News & Events
History And Controversy Of Aids Education In America Subject Of Upcoming Lecture At Clarkson
[A photo for newspaper use is available at http://www.clarkson.edu/news/photos/lord.jpg]
Alexandra M. Lord, acting historian for the United States Public Health Service, will deliver a lecture at Clarkson University on the history of early AIDS education in the United States on Tuesday, March 8, at 5 p.m. in Bertrand H. Snell Hall Room 330 on the Clarkson campus.
The lecture is titled “Telling It Like It Is: The History and Politics of AIDS Education in the 1980s." It is free and open to the public.
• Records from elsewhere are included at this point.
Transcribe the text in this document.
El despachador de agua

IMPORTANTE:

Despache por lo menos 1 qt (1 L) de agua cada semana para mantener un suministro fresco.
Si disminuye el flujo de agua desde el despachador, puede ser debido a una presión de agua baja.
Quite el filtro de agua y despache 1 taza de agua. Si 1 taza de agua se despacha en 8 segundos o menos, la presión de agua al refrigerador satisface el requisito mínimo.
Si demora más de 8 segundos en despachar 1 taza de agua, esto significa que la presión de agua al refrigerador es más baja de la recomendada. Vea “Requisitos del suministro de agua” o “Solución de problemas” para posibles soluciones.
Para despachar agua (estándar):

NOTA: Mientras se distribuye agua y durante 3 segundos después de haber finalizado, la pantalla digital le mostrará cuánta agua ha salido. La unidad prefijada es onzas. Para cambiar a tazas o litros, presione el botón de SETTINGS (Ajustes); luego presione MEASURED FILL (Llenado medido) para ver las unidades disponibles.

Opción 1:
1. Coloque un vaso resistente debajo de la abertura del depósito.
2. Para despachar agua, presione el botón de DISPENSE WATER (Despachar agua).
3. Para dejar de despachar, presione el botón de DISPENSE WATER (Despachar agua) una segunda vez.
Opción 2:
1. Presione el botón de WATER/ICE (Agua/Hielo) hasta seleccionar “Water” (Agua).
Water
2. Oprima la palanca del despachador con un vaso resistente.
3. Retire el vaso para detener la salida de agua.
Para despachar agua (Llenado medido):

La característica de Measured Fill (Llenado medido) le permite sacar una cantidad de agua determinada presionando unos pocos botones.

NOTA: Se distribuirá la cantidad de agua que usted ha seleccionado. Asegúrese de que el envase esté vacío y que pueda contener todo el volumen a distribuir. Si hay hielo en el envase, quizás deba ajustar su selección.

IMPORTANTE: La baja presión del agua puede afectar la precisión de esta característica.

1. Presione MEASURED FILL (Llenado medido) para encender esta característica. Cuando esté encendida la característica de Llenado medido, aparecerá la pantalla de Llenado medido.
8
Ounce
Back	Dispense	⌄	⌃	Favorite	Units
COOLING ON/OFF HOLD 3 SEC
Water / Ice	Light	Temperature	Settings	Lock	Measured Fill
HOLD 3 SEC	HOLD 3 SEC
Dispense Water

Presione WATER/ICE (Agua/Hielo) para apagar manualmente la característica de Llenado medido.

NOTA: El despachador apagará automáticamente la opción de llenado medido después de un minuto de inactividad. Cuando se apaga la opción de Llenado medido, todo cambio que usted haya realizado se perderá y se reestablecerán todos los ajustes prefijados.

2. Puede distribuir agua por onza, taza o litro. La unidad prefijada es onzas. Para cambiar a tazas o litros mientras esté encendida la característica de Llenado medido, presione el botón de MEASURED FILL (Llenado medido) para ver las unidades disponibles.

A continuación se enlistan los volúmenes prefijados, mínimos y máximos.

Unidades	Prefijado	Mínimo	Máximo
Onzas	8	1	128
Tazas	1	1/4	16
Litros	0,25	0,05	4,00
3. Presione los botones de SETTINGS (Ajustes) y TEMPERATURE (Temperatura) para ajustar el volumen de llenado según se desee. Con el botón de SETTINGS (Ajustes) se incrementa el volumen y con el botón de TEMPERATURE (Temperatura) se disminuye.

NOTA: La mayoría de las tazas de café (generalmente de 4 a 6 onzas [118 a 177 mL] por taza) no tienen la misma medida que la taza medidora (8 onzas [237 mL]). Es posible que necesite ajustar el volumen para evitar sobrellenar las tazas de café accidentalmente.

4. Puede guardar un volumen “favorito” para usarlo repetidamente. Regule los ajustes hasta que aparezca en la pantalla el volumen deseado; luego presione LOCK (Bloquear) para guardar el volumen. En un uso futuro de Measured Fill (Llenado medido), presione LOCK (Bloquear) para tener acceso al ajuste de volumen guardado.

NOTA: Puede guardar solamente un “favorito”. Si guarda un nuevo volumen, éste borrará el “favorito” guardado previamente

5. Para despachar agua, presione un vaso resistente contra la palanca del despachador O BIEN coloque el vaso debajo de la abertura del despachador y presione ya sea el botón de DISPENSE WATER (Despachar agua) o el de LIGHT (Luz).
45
While social, political and cultural factors have always shaped public health campaigns, the United States Public Health Service's fight to provide AIDS education has been subject to more scrutiny and controversy than any other public health campaign in the nation's history. In constructing their campaigns, AIDS educators have had to address not only scientific but also moral and religious considerations.
Lord will provide an in-depth analysis of the early years of AIDS education, highlighting and discussing the ways in which Surgeon General C. Everett Koop and the members of the United States Public Health Service struggled to find a medium ground which would enable them to prevent the spread of AIDS while appeasing social conservatives.
Alexandra Lord’s research interests focus on public health and policy, the history of sex education and sexually transmitted diseases, medical perceptions of puberty, and the history of women’s health. She has published articles on topics ranging from medical understandings of puberty to the history of caesarian section and 20th century attempts to control sexually transmitted diseases. Her most recent article “’Naturally Clean and Wholesome:’ Women, Sex Education, and the United States Public Health Service, 1918-1928” was published in the journal, Social History of Medicine.
She received a doctoral degree from the University of Wisconsin at Madison, and has served on the faculty of Montana State University and the State University of New York at New Paltz.